The case will likely turn on whether the judge finds it credible that these actions would have been against the companies’ self-interest had they not known their peers would be doing the same thing, Kozen told me.
“The actions differ between defendants. They are over a wide range of time periods. And so the question is, is that pursuant to an actual agreement? Or is it pursuant to a bunch of oil executives who are all thinking in similar ways?” he said. “I think that’s going to be the number one point where success or failure is probably going to tip.”
Another challenge for Michigan will be to prove what the world would have looked like had this collusion not taken place. In the parlance of antitrust, this is known as the “but-for world.” Without the Big Oil conspiracy, the lawsuit says, electric vehicles would be “a common sight in every neighborhood,” there would be ubiquitous “reliable and fast chargers,” and renewable energy would be “supplied at scale.” It argues that economic models show that Michigan’s energy prices would also have been significantly lower. While such arguments are common in antitrust cases, it’s a lot more difficult to quantify the effects of stifled innovation than something more straightforward like price fixing.

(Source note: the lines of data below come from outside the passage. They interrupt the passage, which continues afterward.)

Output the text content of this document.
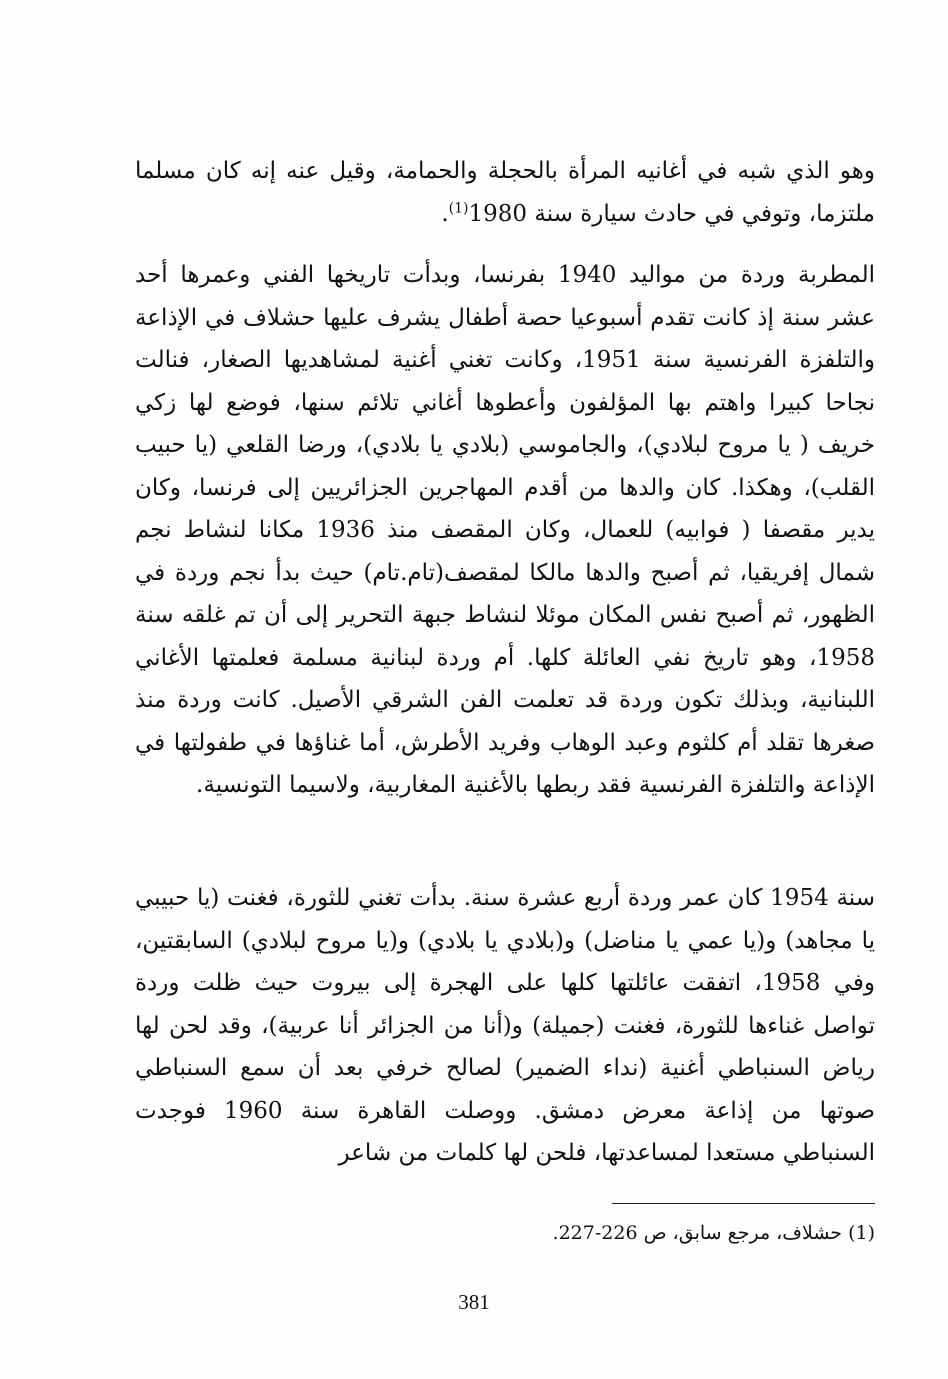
وهو الذي شبه في أغانيه المرأة بالحجلة والحمامة، وقيل عنه إنه كان مسلما ملتزما، وتوفي في حادث سيارة سنة 1980$^{(1)}$.

المطربة وردة من مواليد 1940 بفرنسا، وبدأت تاريخها الفني وعمرها أحد عشر سنة إذ كانت تقدم أسبوعيا حصة أطفال يشرف عليها حشلاف في الإذاعة والتلفزة الفرنسية سنة 1951، وكانت تغني أغنية لمشاهديها الصغار، فنالت نجاحا كبيرا واهتم بها المؤلفون وأعطوها أغاني تلائم سنها، فوضع لها زكي خريف ( يا مروح لبلادي)، والجاموسي (بلادي يا بلادي)، ورضا القلعي (يا حبيب القلب)، وهكذا. كان والدها من أقدم المهاجرين الجزائريين إلى فرنسا، وكان يدير مقصفا ( فوابيه) للعمال، وكان المقصف منذ 1936 مكانا لنشاط نجم شمال إفريقيا، ثم أصبح والدها مالكا لمقصف(تام.تام) حيث بدأ نجم وردة في الظهور، ثم أصبح نفس المكان موئلا لنشاط جبهة التحرير إلى أن تم غلقه سنة 1958، وهو تاريخ نفي العائلة كلها. أم وردة لبنانية مسلمة فعلمتها الأغاني اللبنانية، وبذلك تكون وردة قد تعلمت الفن الشرقي الأصيل. كانت وردة منذ صغرها تقلد أم كلثوم وعبد الوهاب وفريد الأطرش، أما غناؤها في طفولتها في الإذاعة والتلفزة الفرنسية فقد ربطها بالأغنية المغاربية، ولاسيما التونسية.

سنة 1954 كان عمر وردة أربع عشرة سنة. بدأت تغني للثورة، فغنت (يا حبيبي يا مجاهد) و(يا عمي يا مناضل) و(بلادي يا بلادي) و(يا مروح لبلادي) السابقتين، وفي 1958، اتفقت عائلتها كلها على الهجرة إلى بيروت حيث ظلت وردة تواصل غناءها للثورة، فغنت (جميلة) و(أنا من الجزائر أنا عربية)، وقد لحن لها رياض السنباطي أغنية (نداء الضمير) لصالح خرفي بعد أن سمع السنباطي صوتها من إذاعة معرض دمشق. ووصلت القاهرة سنة 1960 فوجدت السنباطي مستعدا لمساعدتها، فلحن لها كلمات من شاعر

(1) حشلاف، مرجع سابق، ص 226-227.

381
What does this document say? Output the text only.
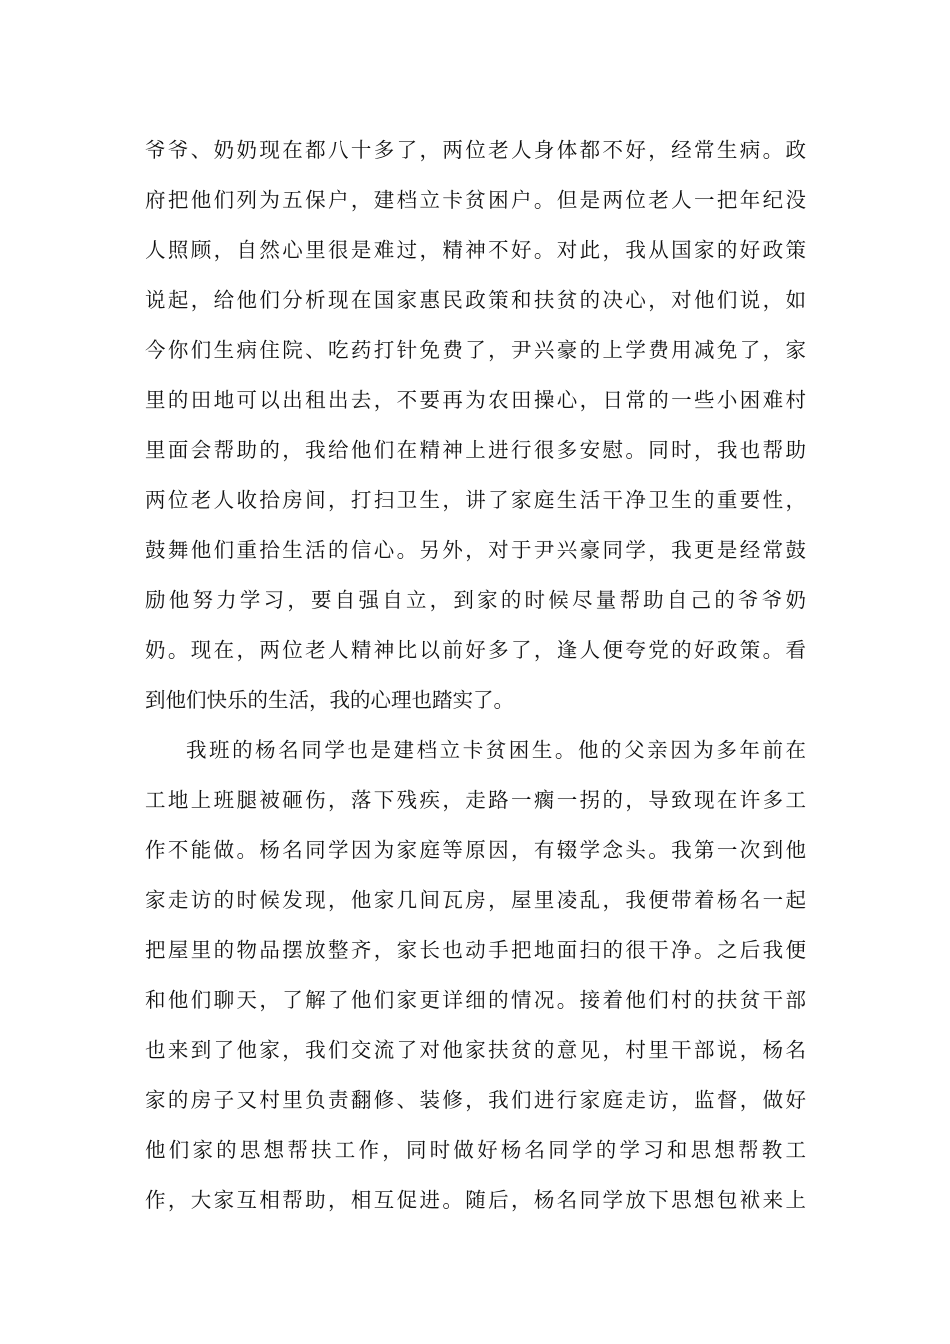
爷爷、奶奶现在都八十多了，两位老人身体都不好，经常生病。政
府把他们列为五保户，建档立卡贫困户。但是两位老人一把年纪没
人照顾，自然心里很是难过，精神不好。对此，我从国家的好政策
说起，给他们分析现在国家惠民政策和扶贫的决心，对他们说，如
今你们生病住院、吃药打针免费了，尹兴豪的上学费用减免了，家
里的田地可以出租出去，不要再为农田操心，日常的一些小困难村
里面会帮助的，我给他们在精神上进行很多安慰。同时，我也帮助
两位老人收拾房间，打扫卫生，讲了家庭生活干净卫生的重要性，
鼓舞他们重拾生活的信心。另外，对于尹兴豪同学，我更是经常鼓
励他努力学习，要自强自立，到家的时候尽量帮助自己的爷爷奶
奶。现在，两位老人精神比以前好多了，逢人便夸党的好政策。看
到他们快乐的生活，我的心理也踏实了。
我班的杨名同学也是建档立卡贫困生。他的父亲因为多年前在
工地上班腿被砸伤，落下残疾，走路一瘸一拐的，导致现在许多工
作不能做。杨名同学因为家庭等原因，有辍学念头。我第一次到他
家走访的时候发现，他家几间瓦房，屋里凌乱，我便带着杨名一起
把屋里的物品摆放整齐，家长也动手把地面扫的很干净。之后我便
和他们聊天，了解了他们家更详细的情况。接着他们村的扶贫干部
也来到了他家，我们交流了对他家扶贫的意见，村里干部说，杨名
家的房子又村里负责翻修、装修，我们进行家庭走访，监督，做好
他们家的思想帮扶工作，同时做好杨名同学的学习和思想帮教工
作，大家互相帮助，相互促进。随后，杨名同学放下思想包袱来上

The companies, of course, reject Michigan’s narrative. A spokeswoman for Exxon told the New York Times it was “yet another legally incoherent effort to regulate by lawsuit.”
If the state can gather enough plausible evidence of harm, however, it may be able to get past the companies’ inevitable motion to dismiss the case and on to discovery. While the case is built on heaps of internal emails and leaked memos that have been made public over the years through congressional investigations, who knows how much of the story has yet to be revealed.
“It’s, in my experience, almost impossible, if someone is actually a member of a cartel, to hide all the evidence,” said Kozen. “Whatever it is, it always comes out.”